What is in this article?:
- Analysis shows grain trade should grow rapidly
- Much growth will have occurred by 2030
• Global trade flow must adjust to meet demand in regions where population is growing fastest, but are not self-sufficient in wheat, corn and soybeans.
New analysis by USW indicates that world trade in three major grain commodities is likely to grow by 50 percent in the next 20 years.
Global trade flow must adjust to meet demand in regions where population is growing fastest, but are not self-sufficient in wheat, corn and soybeans. This has challenging implications throughout the grain trade, said USW President Alan Tracy, who presented the analysis at the IGC Annual Grains Conference in London.
This study was presented as a follow-up to a recent USW study concluding that global wheat trade could double by 2050.

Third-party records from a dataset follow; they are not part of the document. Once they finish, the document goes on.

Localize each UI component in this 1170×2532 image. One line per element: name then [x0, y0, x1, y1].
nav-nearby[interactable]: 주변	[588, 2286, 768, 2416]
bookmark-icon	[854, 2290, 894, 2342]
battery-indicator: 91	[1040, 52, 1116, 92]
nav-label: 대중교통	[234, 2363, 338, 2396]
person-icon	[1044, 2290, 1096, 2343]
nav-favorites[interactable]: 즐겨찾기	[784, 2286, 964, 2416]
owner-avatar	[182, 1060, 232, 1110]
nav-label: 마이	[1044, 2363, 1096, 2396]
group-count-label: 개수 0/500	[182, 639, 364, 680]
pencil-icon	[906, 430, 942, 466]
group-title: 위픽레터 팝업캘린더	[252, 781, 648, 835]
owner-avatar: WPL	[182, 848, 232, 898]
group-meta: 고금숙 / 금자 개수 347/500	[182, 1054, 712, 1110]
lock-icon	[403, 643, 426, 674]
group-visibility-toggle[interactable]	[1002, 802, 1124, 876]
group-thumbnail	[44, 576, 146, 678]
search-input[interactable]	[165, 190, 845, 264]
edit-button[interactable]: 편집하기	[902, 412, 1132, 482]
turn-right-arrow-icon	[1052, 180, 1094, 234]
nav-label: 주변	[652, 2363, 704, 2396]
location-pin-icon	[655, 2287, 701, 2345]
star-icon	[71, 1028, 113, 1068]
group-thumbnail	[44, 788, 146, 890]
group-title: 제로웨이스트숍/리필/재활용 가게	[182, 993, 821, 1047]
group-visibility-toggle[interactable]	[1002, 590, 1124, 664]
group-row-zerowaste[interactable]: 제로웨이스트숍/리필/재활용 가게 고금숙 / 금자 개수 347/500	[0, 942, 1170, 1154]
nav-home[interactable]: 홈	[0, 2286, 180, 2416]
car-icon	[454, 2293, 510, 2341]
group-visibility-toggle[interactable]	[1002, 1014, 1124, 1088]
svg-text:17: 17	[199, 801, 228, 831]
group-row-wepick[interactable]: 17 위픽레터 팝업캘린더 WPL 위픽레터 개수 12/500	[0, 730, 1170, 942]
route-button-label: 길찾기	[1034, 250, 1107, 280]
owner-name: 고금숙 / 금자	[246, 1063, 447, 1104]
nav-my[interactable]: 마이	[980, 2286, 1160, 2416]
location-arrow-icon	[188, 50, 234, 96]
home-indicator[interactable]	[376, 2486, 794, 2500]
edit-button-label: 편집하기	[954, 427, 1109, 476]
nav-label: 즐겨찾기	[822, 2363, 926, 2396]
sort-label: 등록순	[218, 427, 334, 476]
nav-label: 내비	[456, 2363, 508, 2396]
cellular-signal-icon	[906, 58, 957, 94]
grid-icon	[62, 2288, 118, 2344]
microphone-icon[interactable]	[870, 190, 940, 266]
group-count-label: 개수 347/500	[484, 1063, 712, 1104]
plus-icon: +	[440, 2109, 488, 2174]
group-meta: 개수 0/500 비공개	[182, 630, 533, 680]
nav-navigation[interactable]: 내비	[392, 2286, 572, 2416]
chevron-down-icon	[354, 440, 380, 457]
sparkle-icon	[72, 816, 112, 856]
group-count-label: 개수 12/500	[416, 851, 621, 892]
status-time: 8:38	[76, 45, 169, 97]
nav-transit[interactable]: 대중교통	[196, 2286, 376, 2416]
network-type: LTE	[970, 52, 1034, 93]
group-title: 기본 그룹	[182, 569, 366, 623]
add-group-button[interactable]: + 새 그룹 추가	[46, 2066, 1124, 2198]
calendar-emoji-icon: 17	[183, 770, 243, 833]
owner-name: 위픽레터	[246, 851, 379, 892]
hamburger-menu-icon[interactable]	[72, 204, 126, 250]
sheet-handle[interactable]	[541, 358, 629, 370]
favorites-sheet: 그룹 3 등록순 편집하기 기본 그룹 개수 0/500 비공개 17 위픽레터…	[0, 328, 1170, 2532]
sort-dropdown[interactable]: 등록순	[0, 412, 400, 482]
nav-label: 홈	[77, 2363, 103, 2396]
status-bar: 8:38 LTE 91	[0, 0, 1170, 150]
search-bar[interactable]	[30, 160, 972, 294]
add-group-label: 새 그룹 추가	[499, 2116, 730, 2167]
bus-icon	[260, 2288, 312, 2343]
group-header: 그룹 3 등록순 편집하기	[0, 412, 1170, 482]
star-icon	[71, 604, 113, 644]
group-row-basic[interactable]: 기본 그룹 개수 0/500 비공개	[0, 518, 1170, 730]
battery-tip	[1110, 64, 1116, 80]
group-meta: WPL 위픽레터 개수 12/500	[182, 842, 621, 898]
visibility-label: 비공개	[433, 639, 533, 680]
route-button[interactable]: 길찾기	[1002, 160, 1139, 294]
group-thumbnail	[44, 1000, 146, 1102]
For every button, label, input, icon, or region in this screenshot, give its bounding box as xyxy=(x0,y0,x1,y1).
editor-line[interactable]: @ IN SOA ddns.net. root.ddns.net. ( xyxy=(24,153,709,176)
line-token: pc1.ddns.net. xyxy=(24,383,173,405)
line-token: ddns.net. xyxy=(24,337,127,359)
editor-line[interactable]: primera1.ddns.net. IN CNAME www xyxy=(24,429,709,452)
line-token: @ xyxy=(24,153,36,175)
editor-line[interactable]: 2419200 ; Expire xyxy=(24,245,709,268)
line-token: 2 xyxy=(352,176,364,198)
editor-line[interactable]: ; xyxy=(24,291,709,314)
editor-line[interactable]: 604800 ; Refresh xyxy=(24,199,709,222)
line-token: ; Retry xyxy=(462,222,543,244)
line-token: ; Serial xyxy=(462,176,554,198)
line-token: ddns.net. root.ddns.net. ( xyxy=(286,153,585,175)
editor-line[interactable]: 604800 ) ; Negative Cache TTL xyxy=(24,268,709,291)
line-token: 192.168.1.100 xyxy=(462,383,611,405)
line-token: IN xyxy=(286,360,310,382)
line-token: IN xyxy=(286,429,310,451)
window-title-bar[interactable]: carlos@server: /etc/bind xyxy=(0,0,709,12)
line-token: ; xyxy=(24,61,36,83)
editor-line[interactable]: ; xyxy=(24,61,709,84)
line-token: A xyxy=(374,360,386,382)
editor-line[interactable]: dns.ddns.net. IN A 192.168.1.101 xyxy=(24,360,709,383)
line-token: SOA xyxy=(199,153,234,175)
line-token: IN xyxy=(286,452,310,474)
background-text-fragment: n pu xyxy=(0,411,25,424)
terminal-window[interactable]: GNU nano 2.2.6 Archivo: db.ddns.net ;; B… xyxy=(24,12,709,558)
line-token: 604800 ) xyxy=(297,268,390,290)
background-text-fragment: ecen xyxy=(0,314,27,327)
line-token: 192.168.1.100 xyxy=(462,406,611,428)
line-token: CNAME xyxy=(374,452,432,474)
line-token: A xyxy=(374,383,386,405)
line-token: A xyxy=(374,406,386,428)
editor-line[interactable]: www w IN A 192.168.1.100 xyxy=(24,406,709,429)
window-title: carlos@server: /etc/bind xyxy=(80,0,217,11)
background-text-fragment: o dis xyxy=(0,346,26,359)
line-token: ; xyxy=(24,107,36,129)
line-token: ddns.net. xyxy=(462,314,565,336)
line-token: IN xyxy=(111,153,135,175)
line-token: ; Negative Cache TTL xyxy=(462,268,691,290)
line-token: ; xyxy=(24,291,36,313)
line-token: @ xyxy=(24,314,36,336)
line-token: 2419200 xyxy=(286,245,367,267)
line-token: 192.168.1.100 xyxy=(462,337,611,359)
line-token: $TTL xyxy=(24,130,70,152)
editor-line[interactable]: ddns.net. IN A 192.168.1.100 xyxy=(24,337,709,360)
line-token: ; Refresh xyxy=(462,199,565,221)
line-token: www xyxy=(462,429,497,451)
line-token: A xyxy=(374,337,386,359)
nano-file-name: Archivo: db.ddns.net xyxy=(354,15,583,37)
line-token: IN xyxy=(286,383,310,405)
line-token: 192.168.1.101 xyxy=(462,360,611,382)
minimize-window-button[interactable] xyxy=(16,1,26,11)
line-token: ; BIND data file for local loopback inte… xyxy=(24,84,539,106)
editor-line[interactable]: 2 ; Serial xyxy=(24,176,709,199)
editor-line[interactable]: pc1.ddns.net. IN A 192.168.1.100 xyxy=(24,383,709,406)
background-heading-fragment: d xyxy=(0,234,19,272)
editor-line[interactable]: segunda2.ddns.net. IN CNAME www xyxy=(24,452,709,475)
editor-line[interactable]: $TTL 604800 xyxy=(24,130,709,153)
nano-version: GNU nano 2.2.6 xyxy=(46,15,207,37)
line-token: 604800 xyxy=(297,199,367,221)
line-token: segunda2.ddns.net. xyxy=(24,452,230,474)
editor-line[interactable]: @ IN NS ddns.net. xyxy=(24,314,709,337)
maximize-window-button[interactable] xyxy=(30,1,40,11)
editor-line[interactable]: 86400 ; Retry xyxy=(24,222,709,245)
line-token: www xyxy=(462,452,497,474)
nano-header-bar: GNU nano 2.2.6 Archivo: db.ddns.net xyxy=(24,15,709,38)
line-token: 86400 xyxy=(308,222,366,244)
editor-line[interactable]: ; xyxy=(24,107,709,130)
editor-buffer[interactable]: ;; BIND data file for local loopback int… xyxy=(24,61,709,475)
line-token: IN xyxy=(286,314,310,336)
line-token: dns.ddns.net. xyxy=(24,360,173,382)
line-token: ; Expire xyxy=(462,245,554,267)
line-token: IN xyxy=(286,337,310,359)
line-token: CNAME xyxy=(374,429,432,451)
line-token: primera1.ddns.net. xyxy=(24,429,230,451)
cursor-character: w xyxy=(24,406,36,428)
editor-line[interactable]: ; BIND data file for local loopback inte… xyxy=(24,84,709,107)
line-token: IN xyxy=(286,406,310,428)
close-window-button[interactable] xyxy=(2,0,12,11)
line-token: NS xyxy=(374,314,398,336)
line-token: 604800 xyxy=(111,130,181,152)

In both studies conducted by Market Analyst Chad Weigand, vice-president of Overseas Operation Vince Peterson and Tracy, USW projected production, consumption and import volumes for North Africa, Sub-Saharan Africa and the Middle East based on data from the United Nations Food and Agriculture Organization (FAO).
“We first chose 2050 as our horizon because that is when population is expected to reach 9 billion,” Tracy said.
“With world wheat trade having been flat for many years, projecting a doubling by 2050 was all the more dramatic. Recognizing that most of us would not be around in 2050 to see if we were correct, we decided to revamp the study to include a shorter time horizon and expand the analysis to include trade in corn and soybeans.”